Only having two UARTs can be limiting - and PIO is a no-go if you want offloaded parity checking and flow control. The PIO doesn't have an easy external clock input. No CAN or Ethernet makes usage in larger systems tricky. There's no USB Type-C comms support. Its ADC is anemic (only 4 channels, with 36 io pins?). There are no analog comparators. It doesn't have capacitive touch sensing. There's no EEPROM.
None of them are direct dealbreakers and you can work around most of them using external hardware - but why would you want to do so if you could also grab a MCU which has it fully integrated already?
is 2.5ns (https://github.com/gusmanb/logicanalyzer) to 3.3ns (https://github.com/schlae/pico-dram-tester) resolution not enough for you?
On a STM32 you can just set up the timer and forget about it until you get a "hey, we saw a pulse at cycle 1234" interrupt. The two are not the same.
My argument wasn't "this is completely impossible", but "this is needlessly complicated".

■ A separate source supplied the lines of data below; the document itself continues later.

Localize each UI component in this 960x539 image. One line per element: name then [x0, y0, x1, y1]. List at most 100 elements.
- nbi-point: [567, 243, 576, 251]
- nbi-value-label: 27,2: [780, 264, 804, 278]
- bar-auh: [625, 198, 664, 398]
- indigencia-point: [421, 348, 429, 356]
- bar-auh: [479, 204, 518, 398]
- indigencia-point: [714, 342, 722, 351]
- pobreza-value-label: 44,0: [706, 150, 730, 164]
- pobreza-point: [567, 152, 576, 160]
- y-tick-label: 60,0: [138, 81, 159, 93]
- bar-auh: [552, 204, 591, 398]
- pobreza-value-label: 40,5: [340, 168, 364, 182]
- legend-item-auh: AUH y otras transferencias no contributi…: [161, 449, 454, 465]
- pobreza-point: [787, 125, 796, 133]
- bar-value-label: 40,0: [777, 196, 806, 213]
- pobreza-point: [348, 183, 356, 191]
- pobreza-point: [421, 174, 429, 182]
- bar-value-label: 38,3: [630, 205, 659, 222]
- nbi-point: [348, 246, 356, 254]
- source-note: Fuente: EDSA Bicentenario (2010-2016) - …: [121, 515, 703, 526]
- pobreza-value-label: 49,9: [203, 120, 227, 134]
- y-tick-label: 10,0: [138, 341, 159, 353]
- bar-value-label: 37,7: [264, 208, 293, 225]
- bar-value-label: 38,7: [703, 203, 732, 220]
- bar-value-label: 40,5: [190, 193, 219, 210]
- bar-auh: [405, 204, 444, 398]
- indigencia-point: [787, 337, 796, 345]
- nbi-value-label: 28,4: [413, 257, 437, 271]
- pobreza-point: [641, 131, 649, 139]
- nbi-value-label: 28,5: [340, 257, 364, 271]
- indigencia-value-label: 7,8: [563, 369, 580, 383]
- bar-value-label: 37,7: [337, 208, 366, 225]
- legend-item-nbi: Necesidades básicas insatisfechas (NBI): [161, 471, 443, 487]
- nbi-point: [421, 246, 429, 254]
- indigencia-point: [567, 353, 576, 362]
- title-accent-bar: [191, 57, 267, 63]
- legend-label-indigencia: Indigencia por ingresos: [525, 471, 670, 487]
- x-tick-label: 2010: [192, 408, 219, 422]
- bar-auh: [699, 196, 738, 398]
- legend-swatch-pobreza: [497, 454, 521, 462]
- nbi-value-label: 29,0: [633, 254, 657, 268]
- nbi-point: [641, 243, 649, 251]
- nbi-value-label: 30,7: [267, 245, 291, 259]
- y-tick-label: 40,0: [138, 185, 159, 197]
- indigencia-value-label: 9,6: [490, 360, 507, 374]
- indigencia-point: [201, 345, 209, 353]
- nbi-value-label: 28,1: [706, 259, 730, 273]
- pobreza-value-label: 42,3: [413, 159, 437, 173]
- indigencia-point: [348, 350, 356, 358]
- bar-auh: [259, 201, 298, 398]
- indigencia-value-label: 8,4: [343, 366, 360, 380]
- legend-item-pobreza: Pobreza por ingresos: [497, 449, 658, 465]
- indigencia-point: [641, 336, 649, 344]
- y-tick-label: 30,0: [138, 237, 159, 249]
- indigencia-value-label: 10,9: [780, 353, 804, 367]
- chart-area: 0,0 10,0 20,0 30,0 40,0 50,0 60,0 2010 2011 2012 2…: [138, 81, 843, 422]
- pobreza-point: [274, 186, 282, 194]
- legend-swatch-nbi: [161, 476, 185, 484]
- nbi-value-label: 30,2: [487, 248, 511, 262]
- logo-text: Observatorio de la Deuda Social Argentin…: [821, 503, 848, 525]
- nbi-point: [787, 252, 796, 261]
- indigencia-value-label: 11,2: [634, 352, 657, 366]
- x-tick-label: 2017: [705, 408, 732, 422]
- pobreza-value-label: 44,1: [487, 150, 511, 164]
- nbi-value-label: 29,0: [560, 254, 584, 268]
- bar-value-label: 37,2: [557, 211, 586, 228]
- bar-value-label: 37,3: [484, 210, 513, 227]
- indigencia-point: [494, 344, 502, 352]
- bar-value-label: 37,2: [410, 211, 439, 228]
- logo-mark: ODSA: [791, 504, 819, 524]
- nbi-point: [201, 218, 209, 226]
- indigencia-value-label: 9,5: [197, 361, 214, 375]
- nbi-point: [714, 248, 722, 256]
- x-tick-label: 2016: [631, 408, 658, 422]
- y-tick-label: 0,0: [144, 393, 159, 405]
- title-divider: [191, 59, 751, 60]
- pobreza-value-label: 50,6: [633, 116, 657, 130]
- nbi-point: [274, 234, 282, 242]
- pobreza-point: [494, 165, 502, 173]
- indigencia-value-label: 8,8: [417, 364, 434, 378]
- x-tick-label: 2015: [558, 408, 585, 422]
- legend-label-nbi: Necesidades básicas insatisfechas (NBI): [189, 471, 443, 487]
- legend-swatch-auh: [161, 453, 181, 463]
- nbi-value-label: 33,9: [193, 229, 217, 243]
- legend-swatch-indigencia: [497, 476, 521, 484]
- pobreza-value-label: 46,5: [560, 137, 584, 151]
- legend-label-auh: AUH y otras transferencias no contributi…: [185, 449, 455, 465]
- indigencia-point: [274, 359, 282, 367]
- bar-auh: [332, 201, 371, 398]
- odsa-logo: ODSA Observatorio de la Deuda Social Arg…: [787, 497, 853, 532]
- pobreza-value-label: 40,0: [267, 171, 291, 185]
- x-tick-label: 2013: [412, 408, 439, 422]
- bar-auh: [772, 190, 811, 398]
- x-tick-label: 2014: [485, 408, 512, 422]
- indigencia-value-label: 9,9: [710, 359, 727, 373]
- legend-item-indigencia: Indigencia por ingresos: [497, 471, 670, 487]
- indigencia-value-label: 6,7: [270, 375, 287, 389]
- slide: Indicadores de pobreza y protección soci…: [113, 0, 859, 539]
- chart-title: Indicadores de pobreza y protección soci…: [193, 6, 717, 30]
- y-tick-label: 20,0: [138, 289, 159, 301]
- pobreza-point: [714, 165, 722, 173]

What Pico/RP2040 projects do instead is use a PIO state machine clocked from the system clock to deterministically timestamp edges (often DMA’d out). It avoids ISR latency and gives cycle-accurate edge timing relative to the MCU clock. It’s not a built-in capture peripheral, but it achieves the same practical result.
If you want a drop-in hardware capture block with filtering and prescalers, STM32 is the better choice. RP2040 trades fixed peripherals for a programmable timing fabric.
> nontrivial applications
Out of curiosity, where do you find that you’re hitting the limits of what it can handle?